Francesco e lo spirito di Helsinki, un magistero per la pace in Europa

Vatican News

Evocati durante il viaggio in Kazahkstan dello scorso anno, i principi dell’accordo che i leader europei firmarono nel ’75 hanno spesso trovato spazio nei discorsi rivolti dal Papa alle autorità dei Paesi esteri visitati. Perché ascolto, dialogo e “creatività diplomatica” sono imprescindibili per sottrarre il Vecchio continente, e non solo, alla tirannia e agli interessi della guerra

Alessandro De Carolis – Città del Vaticano

Fu un colpo ai bastioni della Guerra fredda, la Conferenza di Helsinki del 1975. Su quella carta che nella capitale finlandese firmarono politici come Aldo Moro, Valéry Giscard d’Estaing, Leonid Brežnev e Gerald Ford, vi erano fissati dei principi che alla luce della guerra che da un anno e mezzo sta insanguinando un pezzo d’Europa sembrano diventati carta straccia sotto i cingoli dei carri armati e le traiettorie dei missili che fanno strage di civili nei condomini: “Non ricorso alla minaccia o all’uso della forza; inviolabilità delle frontiere; integrità territoriale degli Stati; composizione pacifica delle controversie”. Questo concordarono fra l’altro i leader di quell’Europa nemmeno così lontana dalla nostra. Ma solo in apparenza “sembrano” non valere più tanto.
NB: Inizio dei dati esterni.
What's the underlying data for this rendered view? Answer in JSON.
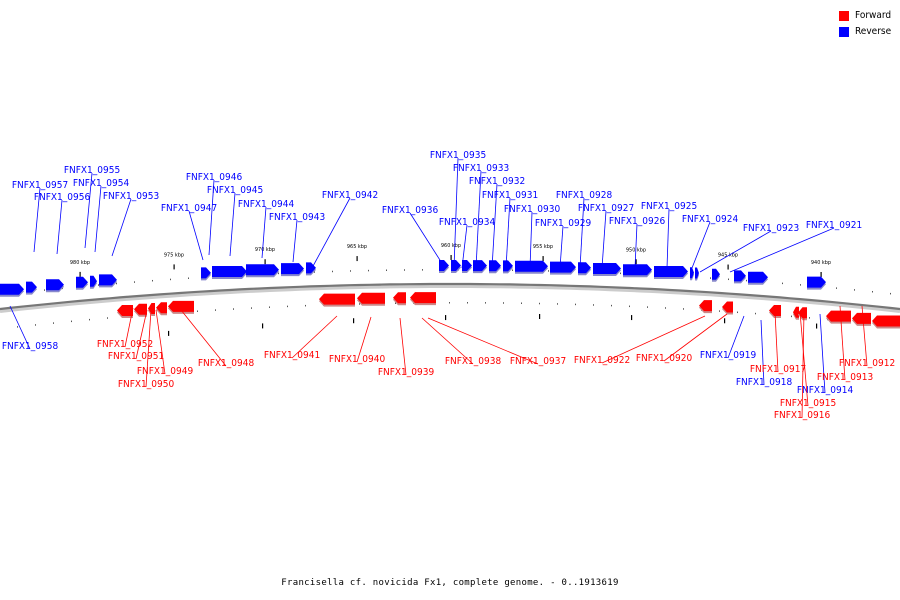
{
  "legend": [
    {
      "label": "Forward",
      "color": "#ff0000"
    },
    {
      "label": "Reverse",
      "color": "#0000ff"
    }
  ],
  "caption": "Francisella cf. novicida Fx1, complete genome. - 0..1913619",
  "scale_labels": [
    "980 kbp",
    "975 kbp",
    "970 kbp",
    "965 kbp",
    "960 kbp",
    "955 kbp",
    "950 kbp",
    "945 kbp",
    "940 kbp"
  ],
  "reverse_genes": [
    "FNFX1_0955",
    "FNFX1_0957",
    "FNFX1_0954",
    "FNFX1_0956",
    "FNFX1_0953",
    "FNFX1_0946",
    "FNFX1_0945",
    "FNFX1_0947",
    "FNFX1_0944",
    "FNFX1_0943",
    "FNFX1_0942",
    "FNFX1_0935",
    "FNFX1_0933",
    "FNFX1_0932",
    "FNFX1_0931",
    "FNFX1_0936",
    "FNFX1_0934",
    "FNFX1_0930",
    "FNFX1_0928",
    "FNFX1_0927",
    "FNFX1_0929",
    "FNFX1_0926",
    "FNFX1_0925",
    "FNFX1_0924",
    "FNFX1_0923",
    "FNFX1_0921",
    "FNFX1_0958",
    "FNFX1_0919",
    "FNFX1_0918",
    "FNFX1_0914"
  ],
  "forward_genes": [
    "FNFX1_0952",
    "FNFX1_0951",
    "FNFX1_0949",
    "FNFX1_0950",
    "FNFX1_0948",
    "FNFX1_0941",
    "FNFX1_0940",
    "FNFX1_0939",
    "FNFX1_0938",
    "FNFX1_0937",
    "FNFX1_0922",
    "FNFX1_0920",
    "FNFX1_0917",
    "FNFX1_0912",
    "FNFX1_0913",
    "FNFX1_0915",
    "FNFX1_0916"
  ]
}
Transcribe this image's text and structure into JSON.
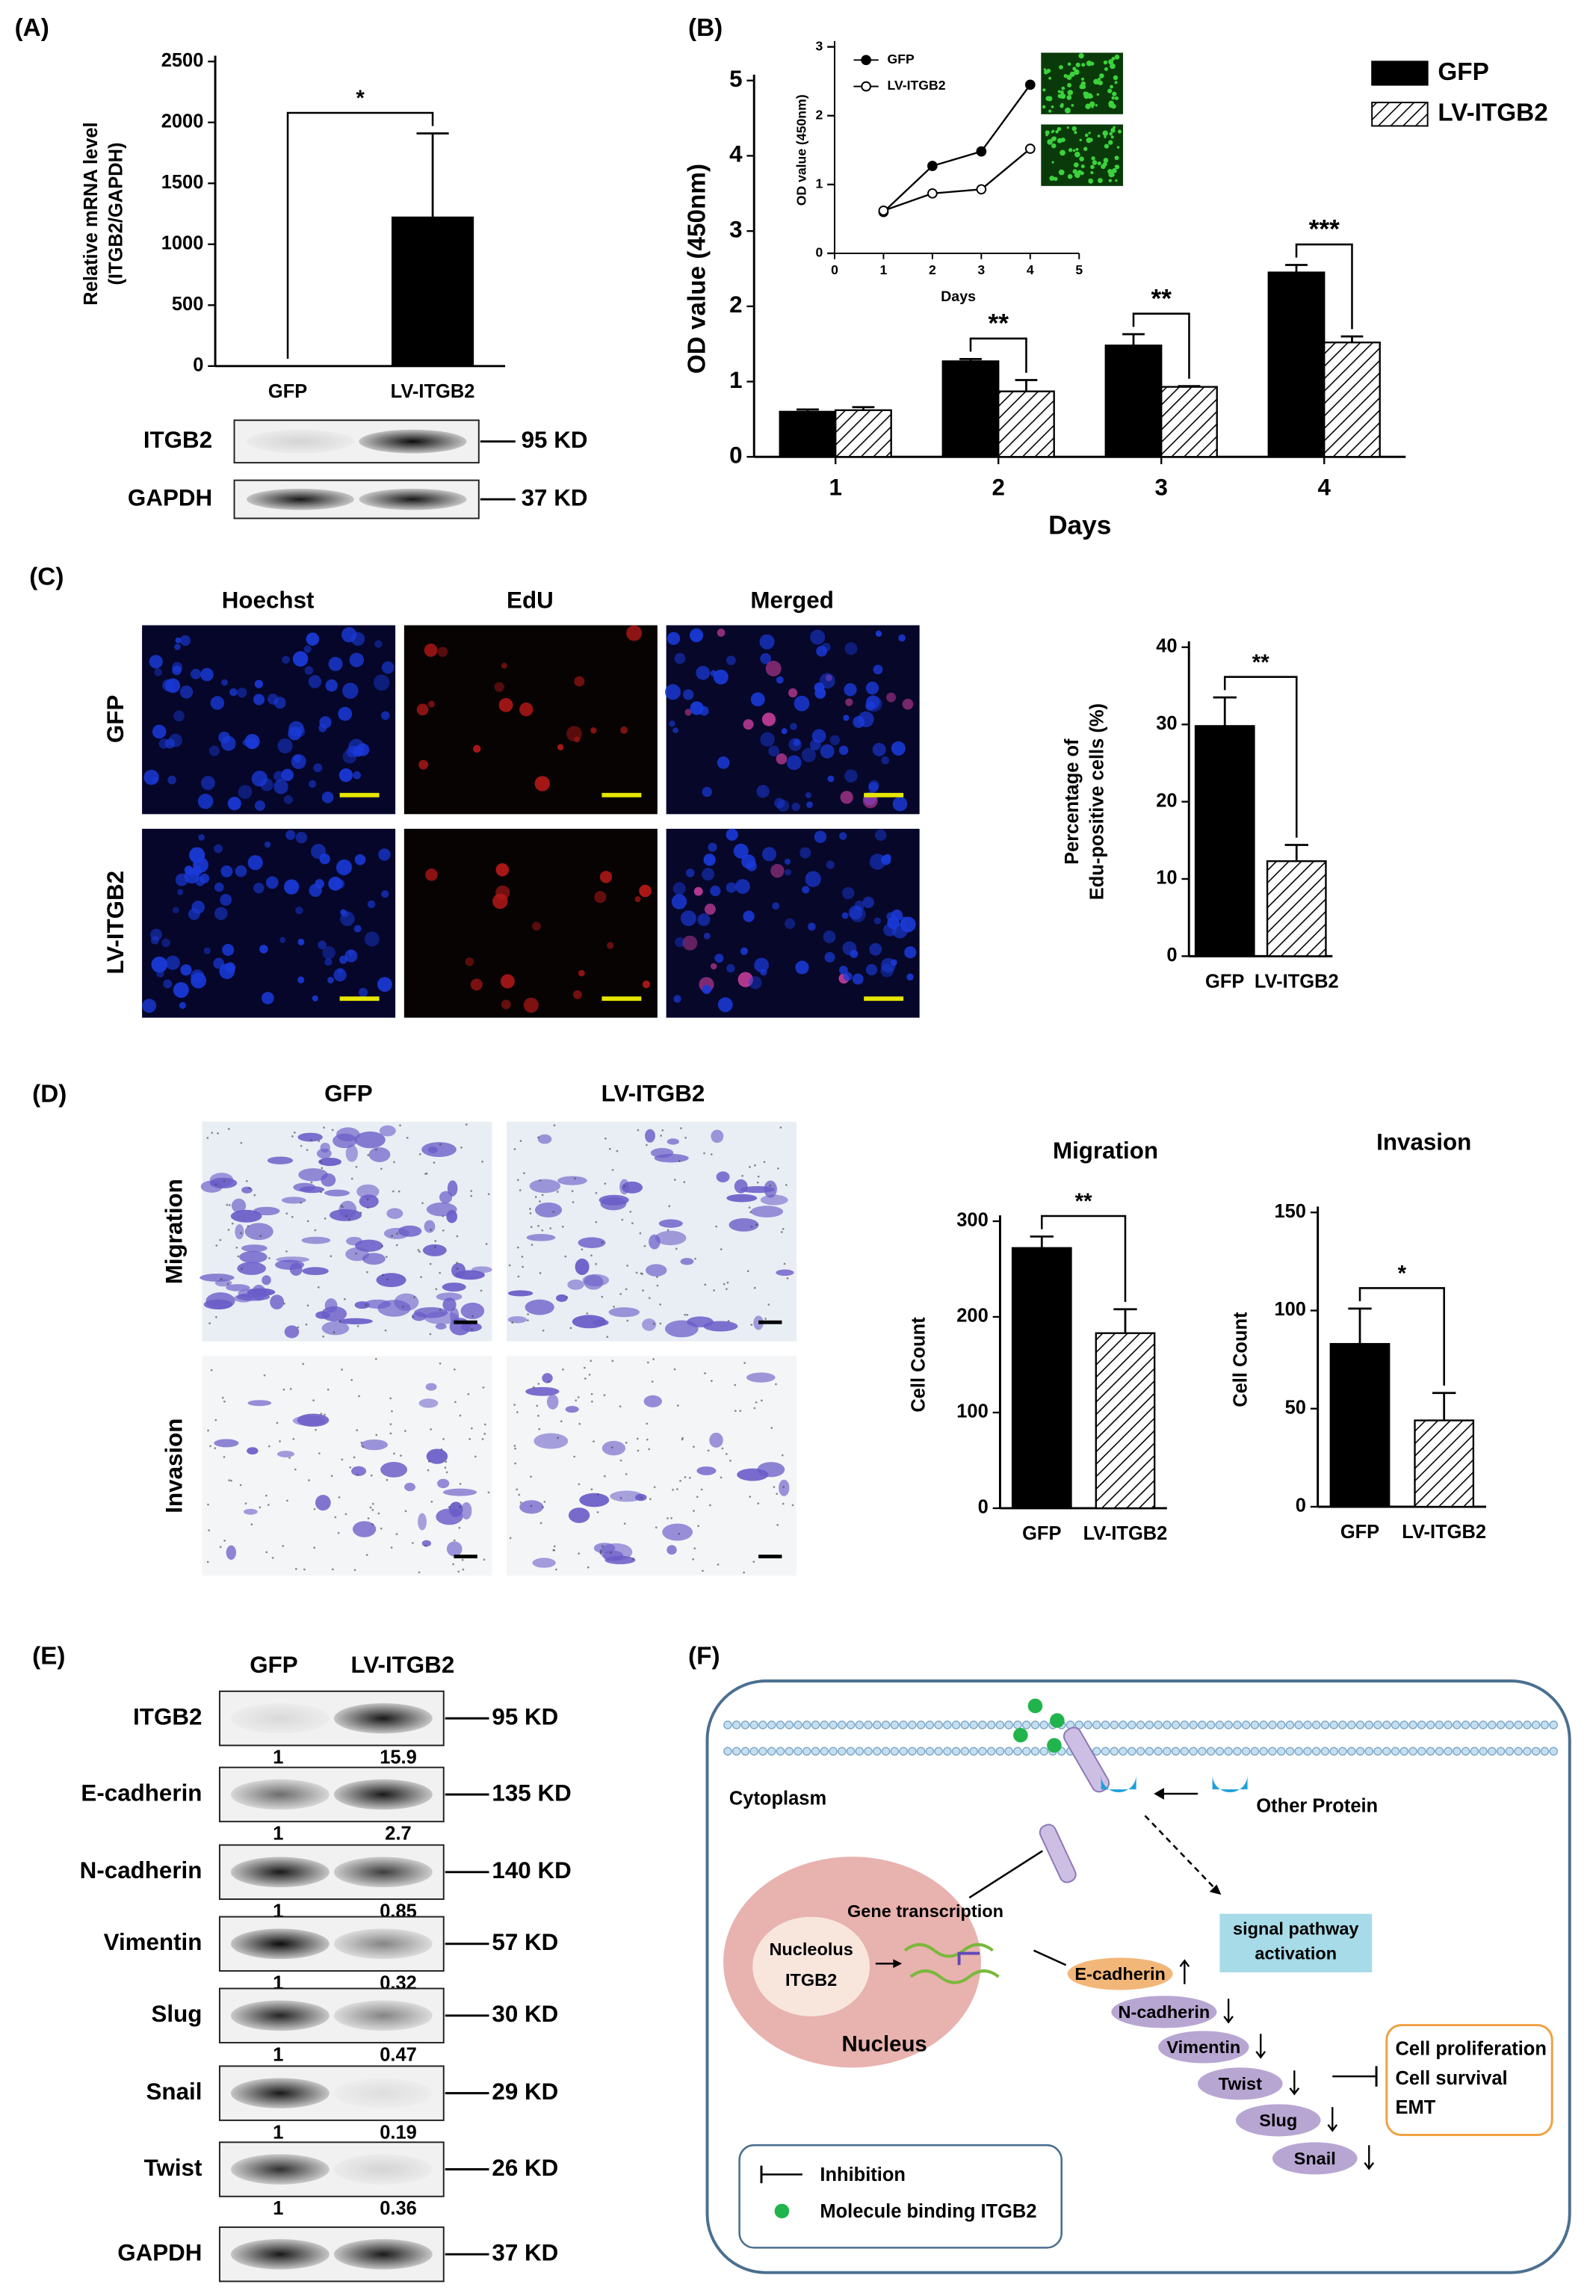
{
  "panel_labels": [
    "(A)",
    "(B)",
    "(C)",
    "(D)",
    "(E)",
    "(F)"
  ],
  "chart_data": [
    {
      "type": "bar",
      "ylabel": [
        "Relative mRNA level",
        "(ITGB2/GAPDH)"
      ],
      "categories": [
        "GFP",
        "LV-ITGB2"
      ],
      "values": [
        0,
        1220
      ],
      "errors": [
        null,
        690
      ],
      "colors": [
        "#000000",
        "#000000"
      ],
      "hatch": [
        false,
        false
      ],
      "ylim": [
        0,
        2500
      ],
      "yticks": [
        0,
        500,
        1000,
        1500,
        2000,
        2500
      ],
      "annotations": [
        "*"
      ]
    },
    {
      "type": "grouped_bar",
      "xlabel": "Days",
      "ylabel": [
        "OD value (450nm)"
      ],
      "categories": [
        "1",
        "2",
        "3",
        "4"
      ],
      "series": [
        {
          "name": "GFP",
          "color": "#000000",
          "hatch": false,
          "values": [
            0.6,
            1.27,
            1.48,
            2.45
          ],
          "errors": [
            0.03,
            0.03,
            0.15,
            0.1
          ]
        },
        {
          "name": "LV-ITGB2",
          "color": "#ffffff",
          "hatch": true,
          "values": [
            0.62,
            0.87,
            0.93,
            1.52
          ],
          "errors": [
            0.04,
            0.15,
            0.01,
            0.08
          ]
        }
      ],
      "ylim": [
        0,
        5
      ],
      "yticks": [
        0,
        1,
        2,
        3,
        4,
        5
      ],
      "annotations": [
        null,
        "**",
        "**",
        "***"
      ],
      "legend": "upper right"
    },
    {
      "type": "line",
      "xlabel": "Days",
      "ylabel": [
        "OD value (450nm)"
      ],
      "x": [
        1,
        2,
        3,
        4
      ],
      "series": [
        {
          "name": "GFP",
          "marker": "filled",
          "values": [
            0.6,
            1.27,
            1.48,
            2.45
          ]
        },
        {
          "name": "LV-ITGB2",
          "marker": "open",
          "values": [
            0.62,
            0.87,
            0.93,
            1.52
          ]
        }
      ],
      "xlim": [
        0,
        5
      ],
      "xticks": [
        0,
        1,
        2,
        3,
        4,
        5
      ],
      "ylim": [
        0,
        3
      ],
      "yticks": [
        0,
        1,
        2,
        3
      ],
      "legend": "upper left"
    },
    {
      "type": "bar",
      "ylabel": [
        "Percentage of",
        "Edu-positive cells (%)"
      ],
      "categories": [
        "GFP",
        "LV-ITGB2"
      ],
      "values": [
        29.8,
        12.3
      ],
      "errors": [
        3.7,
        2.1
      ],
      "colors": [
        "#000000",
        "#ffffff"
      ],
      "hatch": [
        false,
        true
      ],
      "ylim": [
        0,
        40
      ],
      "yticks": [
        0,
        10,
        20,
        30,
        40
      ],
      "annotations": [
        "**"
      ]
    },
    {
      "type": "bar",
      "title": "Migration",
      "ylabel": [
        "Cell Count"
      ],
      "categories": [
        "GFP",
        "LV-ITGB2"
      ],
      "values": [
        272,
        183
      ],
      "errors": [
        12,
        25
      ],
      "colors": [
        "#000000",
        "#ffffff"
      ],
      "hatch": [
        false,
        true
      ],
      "ylim": [
        0,
        300
      ],
      "yticks": [
        0,
        100,
        200,
        300
      ],
      "annotations": [
        "**"
      ]
    },
    {
      "type": "bar",
      "title": "Invasion",
      "ylabel": [
        "Cell Count"
      ],
      "categories": [
        "GFP",
        "LV-ITGB2"
      ],
      "values": [
        83,
        44
      ],
      "errors": [
        18,
        14
      ],
      "colors": [
        "#000000",
        "#ffffff"
      ],
      "hatch": [
        false,
        true
      ],
      "ylim": [
        0,
        150
      ],
      "yticks": [
        0,
        50,
        100,
        150
      ],
      "annotations": [
        "*"
      ]
    }
  ],
  "panel_a_blot": {
    "rows": [
      {
        "label": "ITGB2",
        "size": "95 KD"
      },
      {
        "label": "GAPDH",
        "size": "37 KD"
      }
    ]
  },
  "panel_c_images": {
    "columns": [
      "Hoechst",
      "EdU",
      "Merged"
    ],
    "rows": [
      "GFP",
      "LV-ITGB2"
    ]
  },
  "panel_d_images": {
    "columns": [
      "GFP",
      "LV-ITGB2"
    ],
    "rows": [
      "Migration",
      "Invasion"
    ]
  },
  "panel_e_blot": {
    "columns": [
      "GFP",
      "LV-ITGB2"
    ],
    "rows": [
      {
        "label": "ITGB2",
        "size": "95 KD",
        "ratios": [
          1,
          15.9
        ]
      },
      {
        "label": "E-cadherin",
        "size": "135 KD",
        "ratios": [
          1,
          2.7
        ]
      },
      {
        "label": "N-cadherin",
        "size": "140 KD",
        "ratios": [
          1,
          0.85
        ]
      },
      {
        "label": "Vimentin",
        "size": "57 KD",
        "ratios": [
          1,
          0.32
        ]
      },
      {
        "label": "Slug",
        "size": "30 KD",
        "ratios": [
          1,
          0.47
        ]
      },
      {
        "label": "Snail",
        "size": "29 KD",
        "ratios": [
          1,
          0.19
        ]
      },
      {
        "label": "Twist",
        "size": "26 KD",
        "ratios": [
          1,
          0.36
        ]
      },
      {
        "label": "GAPDH",
        "size": "37 KD"
      }
    ]
  },
  "panel_f": {
    "cytoplasm": "Cytoplasm",
    "other_protein": "Other Protein",
    "gene_transcription": "Gene transcription",
    "nucleolus": "Nucleolus",
    "itgb2": "ITGB2",
    "nucleus": "Nucleus",
    "signal": [
      "signal pathway",
      "activation"
    ],
    "cascade": [
      "E-cadherin",
      "N-cadherin",
      "Vimentin",
      "Twist",
      "Slug",
      "Snail"
    ],
    "outcomes": [
      "Cell proliferation",
      "Cell survival",
      "EMT"
    ],
    "legend": [
      "Inhibition",
      "Molecule binding ITGB2"
    ]
  }
}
Perché nella generale inerzia della diplomazia internazionale, che non ha trovato finora l’approccio decisivo per spostare il conflitto in Ucraina dai cannoni a un tavolo di confronto, lo “spirito di Helsinki” continua a essere ricordato, sostenuto e diffuso in particolare dalla voce del Papa.
 

Diplomazia creativa

Francesco, per così dire fin dal giorno uno dell’invasione russa, ha tessuto un magistero della pace insistendo con tenacia con le autorità mondiali perché cerchino e mostrino “dialogo, negoziati, ascolto, abilità e creatività diplomatica”, come disse per esempio nell’introduzione al suo libro “Contro la guerra. Il coraggio di costruire la pace”, pubblicato lo scorso anno. Questa linea di pensiero – tante volte e in vari modi riproposta dalla finestra di un Angelus come dalla sedia di un’udienza in Vaticano – ha trovato di frequente uno spazio privilegiato nei discorsi rivolti alle autorità dei Paesi visitati, ovvero in quegli incontri che da consuetudine aprono i viaggi apostolici all’estero.

Leader del dialogo

È stato in Kazakhstan in particolare, nel settembre 2022, che Francesco ha fatto esplicito riferimento allo “spirito di Helsjnki”, ovvero a un’idealità – da cui deve discendere un metodo pratico – che deve animare il lavoro della politica e della diplomazia internazionali. È “sempre più pressante – aveva detto in quella circostanza – la necessità di allargare l’impegno diplomatico a favore del dialogo e dell’incontro, perché il problema di qualcuno è oggi problema di tutti”, sottolineando che l’Europa contemporanea ha “bisogno di leader che, a livello internazionale, permettano ai popoli di comprendersi e dialogare, e generino un nuovo ‘spirito di Helsinki’, la volontà di rafforzare il multilateralismo, di costruire un mondo più stabile e pacifico pensando alle nuove generazioni”.

“Europa di solidi legami”

Nell’aprile di quest’anno durante la visita in Ungheria, parlando alle autorità di Budapest, “città dei ponti”, il Papa ha detto di pensare “a un’Europa che non sia ostaggio delle parti”, preda “di populismi autoreferenziali”, ma neanche una “realtà fluida, se non gassosa” disciolta “in una sorta di sovranazionalismo astratto, dimentico della vita dei popoli”. La visione condivisa con il suo uditorio è stata al contrario quella di un’Europa costruita e “centrata sulla persona e sui popoli, dove vi siano politiche effettive per la natalità e la famiglia”, un’Europa di “solidi legami”.

Europa, ritrova “l’animo giovane”

L’eco di queste convinzioni – e in fondo di quello spirito che soffiò nell’Europa che 50 anni fa voleva lasciarsi alle spalle il ricordo di un’immane tragedia collettiva – è tornato anche oggi, in apertura della Gmg, in una Lisbona che raccoglie una fetta ampia del continente di domani. Di nuovo, nelle parole di Francesco alle autorità portoghesi, la spinta pressante a cercare “rotte coraggiose di pace”. Un‘Europa inclusiva che, grazie ai padri fondatori del continente “che pensavano alla grande”, sappia ritrovare il suo animo giovane e, andando “oltre i bisogni dell’immediato, sappia sognare “la grandezza dell’insieme”.